RE: Issue with Partial Implementation Problem

Posted by Ranjitha Chandrashekar <Ra...@hcl.com>.

Hi Deneche,

Thanks. As suggested, I replaced the label value as "normal" in KDDTest dataset and tested the forest without -a option.
It generates a binary file(.out file) with values 0 and 1.

In order to interpret this I have gone through the code and hence understand that MR job (Classifier.CMapper) generates a file with Key -> Correct Label and Value -> Prediction. Then it creates a new file with .out extension which only contains Values i.e. Prediction(0 or 1) in my case and then it deletes the previous file generated by the MR job.
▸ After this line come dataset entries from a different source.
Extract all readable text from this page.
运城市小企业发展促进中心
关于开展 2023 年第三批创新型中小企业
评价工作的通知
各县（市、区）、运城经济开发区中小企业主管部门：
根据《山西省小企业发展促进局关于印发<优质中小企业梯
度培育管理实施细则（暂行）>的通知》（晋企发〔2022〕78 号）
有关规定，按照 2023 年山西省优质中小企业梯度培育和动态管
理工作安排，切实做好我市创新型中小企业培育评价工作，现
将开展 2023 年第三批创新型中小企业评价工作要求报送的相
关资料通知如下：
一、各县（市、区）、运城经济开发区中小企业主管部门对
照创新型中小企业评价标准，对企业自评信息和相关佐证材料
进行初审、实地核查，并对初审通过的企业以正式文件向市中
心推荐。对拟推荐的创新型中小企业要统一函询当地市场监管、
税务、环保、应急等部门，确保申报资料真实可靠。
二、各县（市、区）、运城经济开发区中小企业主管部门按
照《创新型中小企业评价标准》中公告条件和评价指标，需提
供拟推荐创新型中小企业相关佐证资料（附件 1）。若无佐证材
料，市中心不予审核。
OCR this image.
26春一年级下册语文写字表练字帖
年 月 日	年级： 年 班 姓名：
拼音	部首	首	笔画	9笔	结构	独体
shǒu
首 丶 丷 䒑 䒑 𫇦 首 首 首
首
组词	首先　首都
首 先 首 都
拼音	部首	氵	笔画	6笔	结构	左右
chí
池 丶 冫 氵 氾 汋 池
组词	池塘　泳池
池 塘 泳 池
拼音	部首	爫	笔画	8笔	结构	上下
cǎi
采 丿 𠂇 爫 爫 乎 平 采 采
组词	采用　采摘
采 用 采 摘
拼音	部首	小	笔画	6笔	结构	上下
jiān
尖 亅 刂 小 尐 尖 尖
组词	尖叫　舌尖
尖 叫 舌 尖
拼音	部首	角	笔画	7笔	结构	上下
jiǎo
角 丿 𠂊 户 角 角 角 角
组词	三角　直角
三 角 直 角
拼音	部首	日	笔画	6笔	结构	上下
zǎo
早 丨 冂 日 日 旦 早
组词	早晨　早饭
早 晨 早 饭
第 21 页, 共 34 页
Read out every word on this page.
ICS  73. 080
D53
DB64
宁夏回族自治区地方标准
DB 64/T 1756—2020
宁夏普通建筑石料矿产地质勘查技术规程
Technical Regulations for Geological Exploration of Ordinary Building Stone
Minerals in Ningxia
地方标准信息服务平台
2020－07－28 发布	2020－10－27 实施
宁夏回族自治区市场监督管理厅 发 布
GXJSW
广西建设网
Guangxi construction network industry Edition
Hence I do not have access to the file generated by MR job which contains Correct Label and Prediction for each input Test record

After looking at these predictions I am not sure what 0 and 1 actually means . Does 1 mean its classified correctly..? "normal" in this case and 0 means the classification is wrong and should be "anamoly"?

Please Suggest

Regards
Ranjitha

-----Original Message-----
From: deneche abdelhakim [mailto:adeneche@gmail.com] 
Sent: 18 January 2013 12:21
To: user@mahout.apache.org
Subject: Re: Issue with Partial Implementation Problem

My mistake. You should put any label value available in the training set.
In the previous example, putting "normal" in all test record should be fine.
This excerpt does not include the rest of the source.